Future work will therefore focus on four aspects. First, targeted validation should be expanded to additional tunnel and underground excavation cases, with particular attention to highly fractured and water-rich rock masses; under these conditions, the robustness of image acquisition, reconstruction completeness, structural-trace extraction, and curvature-based evaluation should be examined through controlled and repeated field cycles. Second, the robustness of the reconstruction and recognition workflow under adverse field conditions should be improved through optimized acquisition design, image quality control, and more stable geometric processing strategies. Controlled validation under different dust levels, illumination conditions, and rock-surface texture heterogeneity should also be conducted to quantify the robustness boundary of the proposed workflow in challenging environments. Third, the current geometry-based evaluation should be integrated with additional engineering indicators and data-driven decision rules, so that blasting-quality assessment and parameter optimization can evolve from case-based closed-loop adjustment toward a more general and intelligent support framework for underground excavation. Fourth, a module-level processing-time benchmark should be established, and computational efficiency should be improved through image redundancy reduction, adaptive image selection, parallel reconstruction, GPU acceleration, and lightweight mesh processing.
6. Conclusions
This study proposed a closed-loop framework for tunnel face blasting evaluation and optimization by integrating multi-view 3D reconstruction, geometric indicator extraction, and blasting parameter adjustment. The main conclusions are as follows:
First, a practical tunnel-oriented workflow was established for image acquisition, preprocessing, feature matching, and 3D reconstruction under underground field conditions. The reconstructed tunnel face models provided a reliable basis for non-contact geometric characterization of blasting results.

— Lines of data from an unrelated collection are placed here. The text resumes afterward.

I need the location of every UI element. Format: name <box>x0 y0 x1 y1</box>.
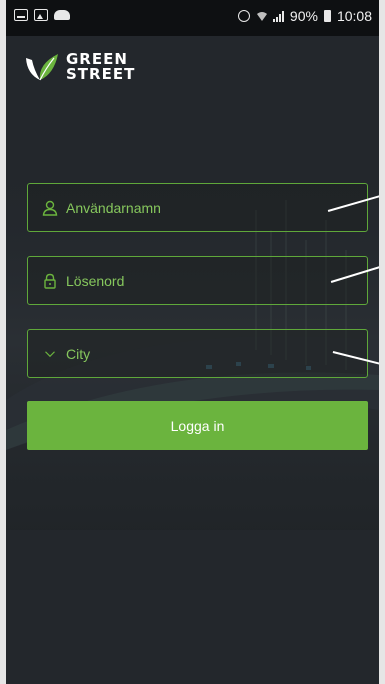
status-system-icons: 90% 10:08 <box>237 8 372 24</box>
alarm-icon <box>237 10 250 22</box>
gallery-icon <box>34 9 48 21</box>
screenshot-icon <box>14 9 28 21</box>
screen-frame: 90% 10:08 GREEN STREET Användarnamn City… <box>0 0 385 684</box>
leaf-logo-icon <box>26 54 58 81</box>
city-selected-value: City <box>66 345 91 362</box>
status-notification-icons <box>14 9 70 21</box>
battery-icon <box>323 10 331 22</box>
signal-icon <box>272 10 284 22</box>
battery-percent: 90% <box>289 8 318 24</box>
username-field[interactable] <box>27 183 368 232</box>
status-bar: 90% 10:08 <box>6 0 379 36</box>
green-street-logo: GREEN STREET <box>24 52 135 82</box>
wifi-icon <box>256 12 267 21</box>
logo-wordmark: GREEN STREET <box>66 52 135 82</box>
login-button[interactable]: Logga in <box>27 401 368 450</box>
app-screen: 90% 10:08 GREEN STREET Användarnamn City… <box>6 0 379 684</box>
password-field[interactable] <box>27 256 368 305</box>
weather-icon <box>54 10 70 20</box>
chevron-down-icon <box>45 350 55 357</box>
city-select[interactable]: City <box>27 329 368 378</box>
logo-line-2: STREET <box>66 65 136 83</box>
clock-time: 10:08 <box>336 8 372 24</box>
password-input[interactable] <box>66 272 326 289</box>
lock-icon <box>44 273 56 289</box>
user-icon <box>42 200 58 216</box>
username-input[interactable] <box>66 199 326 216</box>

Second, based on the reconstructed models, structural planes, structural traces, and surface unevenness could be quantitatively identified, enabling tunnel face blasting evaluation to shift from qualitative observation to geometry-based analysis.

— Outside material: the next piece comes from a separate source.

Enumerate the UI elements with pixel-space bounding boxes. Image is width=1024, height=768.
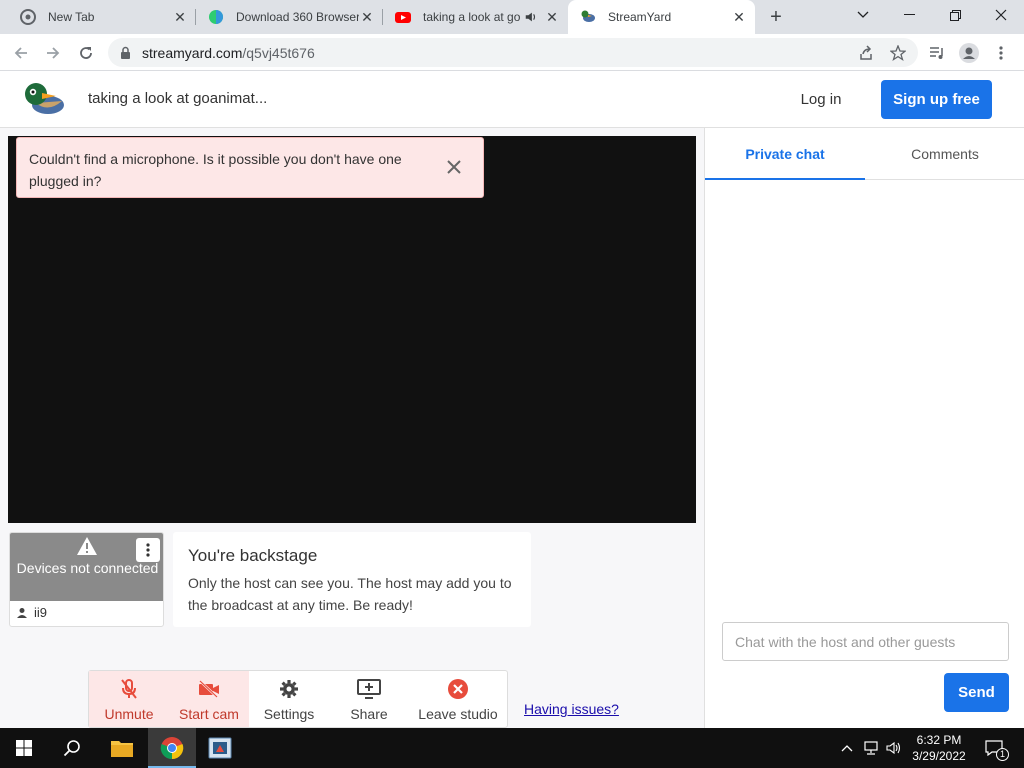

Third, in both the Huangtai Tunnel and Donghongshan Tunnel, the extracted geometric indicators supported blasting parameter adjustment and post-optimization re-evaluation, and the optimization results showed clear improvement in excavation-surface quality. These results demonstrate that the proposed framework can provide effective geometric feedback for blasting evaluation and optimization in underground excavation.
Overall, the study demonstrates that reconstructed tunnel face geometry can be effectively translated into quantitative evaluation indices and further into actionable support for blasting parameter adjustment. The proposed framework therefore provides a practical geometry-based approach for tunnel face blasting evaluation and optimization in underground excavation.